Despite some recent victories, the LGBT community knows that the battle for transgender rights is a long game. And this may be increasingly true in President Trump’s vision for America, which often uses traditional values to influence policy.
On Monday, Roy Moore, the GOP Senate candidate facing accusations of sexually assaulting teenage girls, told Alabama voters that he does not support rights for transgender Americans — which isn’t shocking to hear from a man who believes homosexuality should be illegal.
“I don’t believe Christians hate anybody. I don’t hate anybody. But I do hate sin,” the Alabama candidate said.
If a ruling in favor of transgender military recruits on Monday was one step forward for the community, Moore’s comments later that day were one step back.
The candidate, whom Trump essentially endorsed by slamming his opponent, previously voiced his support of the president’s position on transgender service members.
“As recently as 2013, the American Psychiatric Association considered transgenderism to be a mental disorder,” he wrote on his website. “And only in 2016 did the Obama administration attempt to impose that delusion upon our fighting forces.”
“To say that President Trump cannot prohibit transgenderism in the military is a clear example of judicial activism,” Moore added. “Even the United States Supreme Court has never declared transgenderism to be a right under the Constitution.”
Roy Moore, the Republican nominee for U.S. Senate in Alabama, says “there’s no right to believe you’re a person of the opposite sex or opposite gender.”
Even the conservative Christian’s choice of words — “transgenderism” — points to an ongoing struggle the transgender community faces. According to GLAAD, a gay rights media-monitoring organization, transgenderism “is not a term commonly used by transgender people. This is a term used by anti-transgender activists to dehumanize transgender people and reduce who they are to ‘a condition.'”
But despite this week’s ruling on transgender recruits, the Justice Department suggested there are more hurdles ahead for the decision.
“We disagree with the court’s ruling and are currently evaluating the next steps,” Justice Department spokeswoman Lauren Ehrsam said in a statement.

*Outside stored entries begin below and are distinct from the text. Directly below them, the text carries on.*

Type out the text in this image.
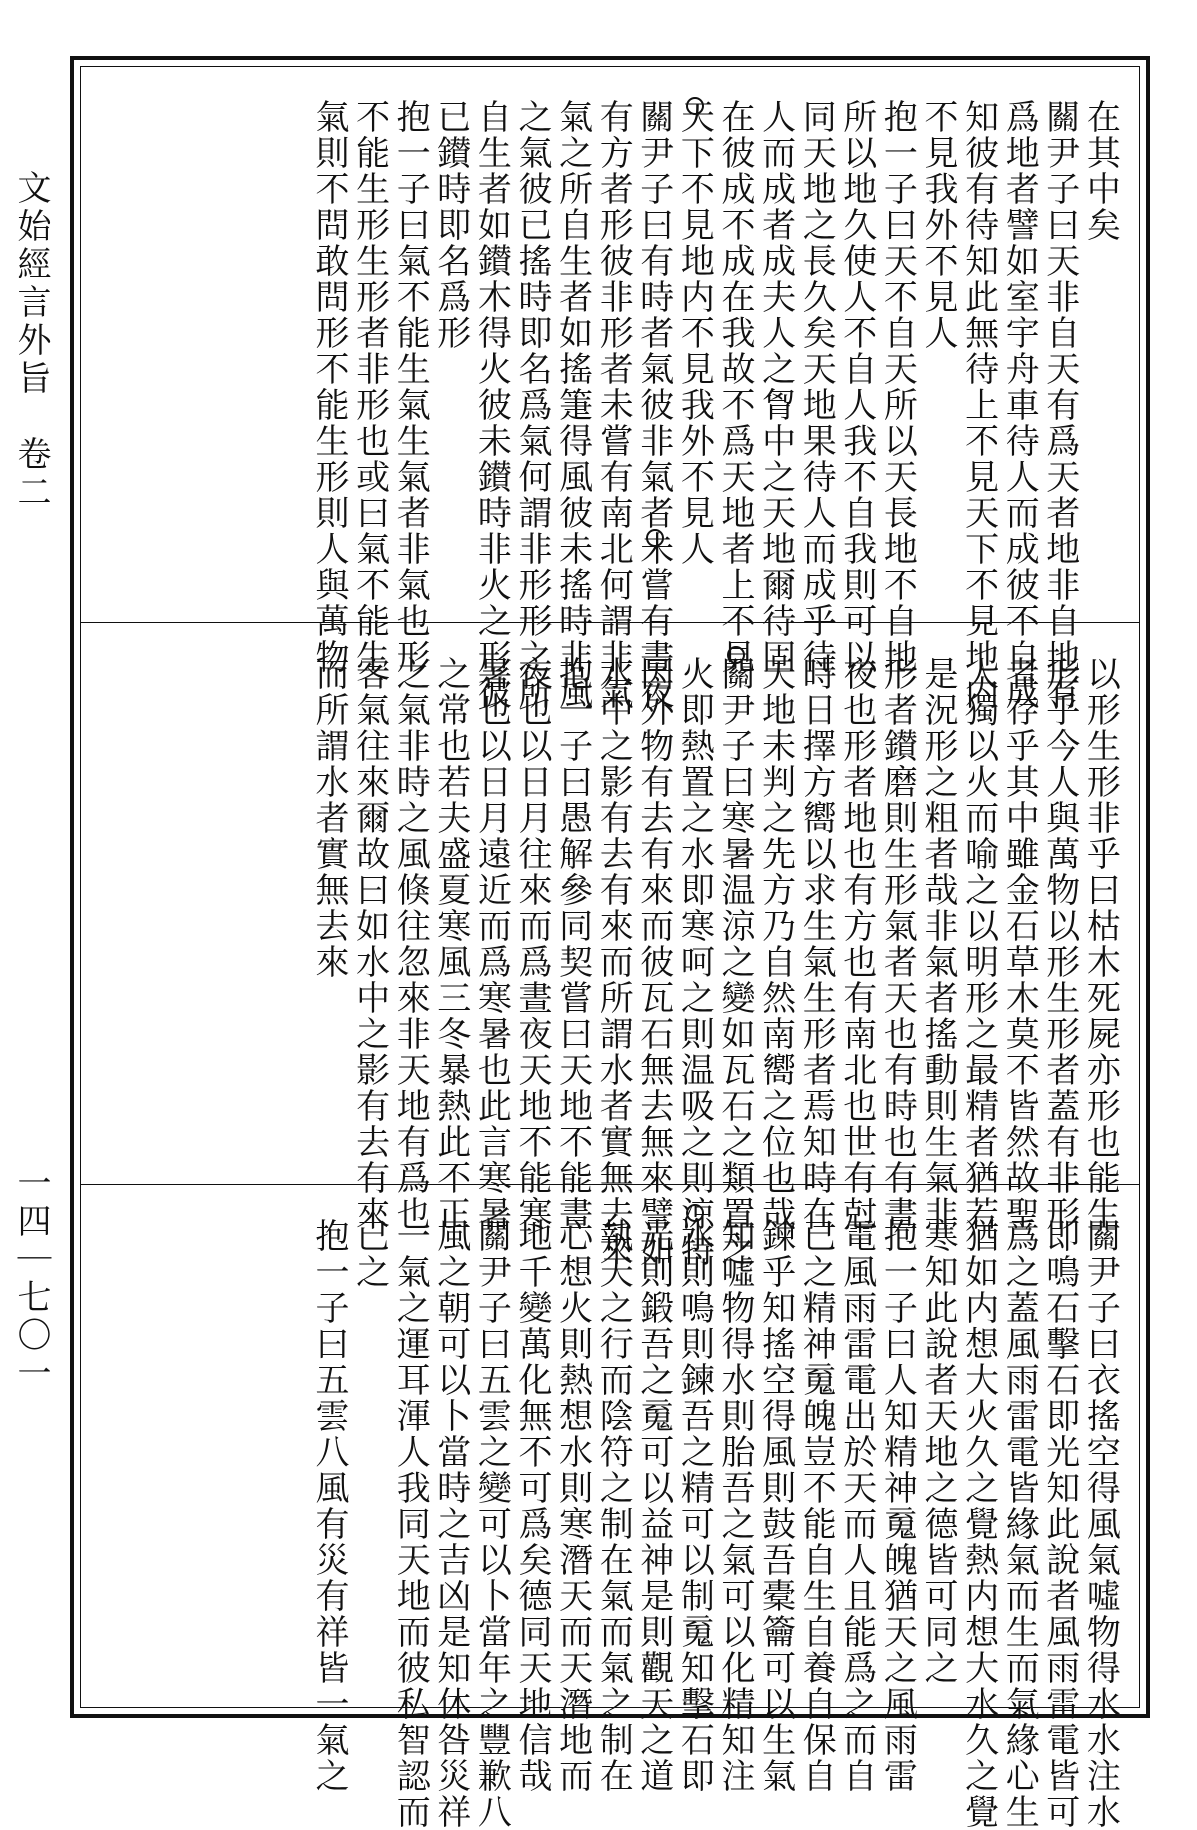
文始經言外旨　卷二
一四｜七〇一
在其中矣
關尹子曰天非自天有爲天者地非自地有
爲地者譬如室宇舟車待人而成彼不自成
知彼有待知此無待上不見天下不見地内
不見我外不見人
抱一子曰天不自天所以天長地不自地
所以地久使人不自人我不自我則可以
同天地之長久矣天地果待人而成乎待
人而成者成夫人之胷中之天地爾待固
在彼成不成在我故不爲天地者上不見
天下不見地内不見我外不見人
關尹子曰有時者氣彼非氣者未嘗有晝夜
有方者形彼非形者未嘗有南北何謂非氣
氣之所自生者如搖箑得風彼未搖時非風
之氣彼已搖時即名爲氣何謂非形形之所
自生者如鑚木得火彼未鑚時非火之形彼
已鑚時即名爲形
抱一子曰氣不能生氣生氣者非氣也形
不能生形生形者非形也或曰氣不能生
氣則不問敢問形不能生形則人與萬物
以形生形非乎曰枯木死屍亦形也能生
形乎今人與萬物以形生形者蓋有非形
者存乎其中雖金石草木莫不皆然故聖
人獨以火而喻之以明形之最精者猶若
是況形之粗者哉非氣者搖動則生氣非
形者鑚磨則生形氣者天也有時也有晝
夜也形者地也有方也有南北也世有尅
時日擇方嚮以求生氣生形者焉知時在
天地未判之先方乃自然南嚮之位也哉
關尹子曰寒暑温涼之變如瓦石之類置之
火即熱置之水即寒呵之則温吸之則涼特
因外物有去有來而彼瓦石無去無來譬如
水中之影有去有來而所謂水者實無去來
抱一子曰愚解參同契嘗曰天地不能晝
夜也以日月往來而爲晝夜天地不能寒
暑也以日月遠近而爲寒暑也此言寒暑
之常也若夫盛夏寒風三冬暴熱此不正
之氣非時之風倏往忽來非天地有爲也
客氣往來爾故曰如水中之影有去有來
而所謂水者實無去來
關尹子曰衣搖空得風氣噓物得水水注水
即鳴石擊石即光知此說者風雨雷電皆可
爲之蓋風雨雷電皆緣氣而生而氣緣心生
猶如内想大火久之覺熱内想大水久之覺
寒知此說者天地之德皆可同之
抱一子曰人知精神䰟魄猶天之風雨雷
電風雨雷電出於天而人且能爲之而自
已之精神䰟魄豈不能自生自養自保自
鍊乎知搖空得風則鼓吾橐籥可以生氣
知噓物得水則胎吾之氣可以化精知注
水則鳴則鍊吾之精可以制䰟知擊石即
光則鍛吾之䰟可以益神是則觀天之道
執天之行而陰符之制在氣而氣之制在
心想火則熱想水則寒潛天而天潛地而
地千變萬化無不可爲矣德同天地信哉
關尹子曰五雲之變可以卜當年之豐歉八
風之朝可以卜當時之吉凶是知休咎災祥
一氣之運耳渾人我同天地而彼私智認而
已之
抱一子曰五雲八風有災有祥皆一氣之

Kristin Beck, a former member of the Navy’s elite SEAL Team Six and openly transgender woman, tweeted Tuesday that she will continue to fight for the rights of transgender people in the military.
American Civil Liberties Union attorney Joshua Block, who is representing transgender service members in their lawsuit against the administration, called the recent rulings a “victory for transgender service members across the country.”
“We’re pleased that the courts have stepped in to ensure that trans service members are treated with the dignity and respect they deserve,” Block said.
The rulings came on the heels of historic wins for the LGBT community in elections earlier this month.
Andrea Jenkins made history as the first openly transgender black woman elected to public office in the United States when she was elected to the Minneapolis City Council. In Virginia, voters ousted Republican Del. Robert G. Marshall, arguably the state’s most socially conservative lawmaker, for Danica Roem, a Democrat who will be one of the first openly transgender people in a state house.
But acceptance is far from mainstream for the LGBT community — and the agendas of Moore and Trump are a constant reminder of that. According to a poll published by NPR, 84 percent of transgender Americans believe discrimination exists against their community.
If any group knows that the fight for equality is a long one, it’s the transgender community, a group that has at times even felt discriminated against within the larger LGBT community. For whatever progress has been made over the last few months — from bathroom to boot camps — transgender Americans know there is still much work to do.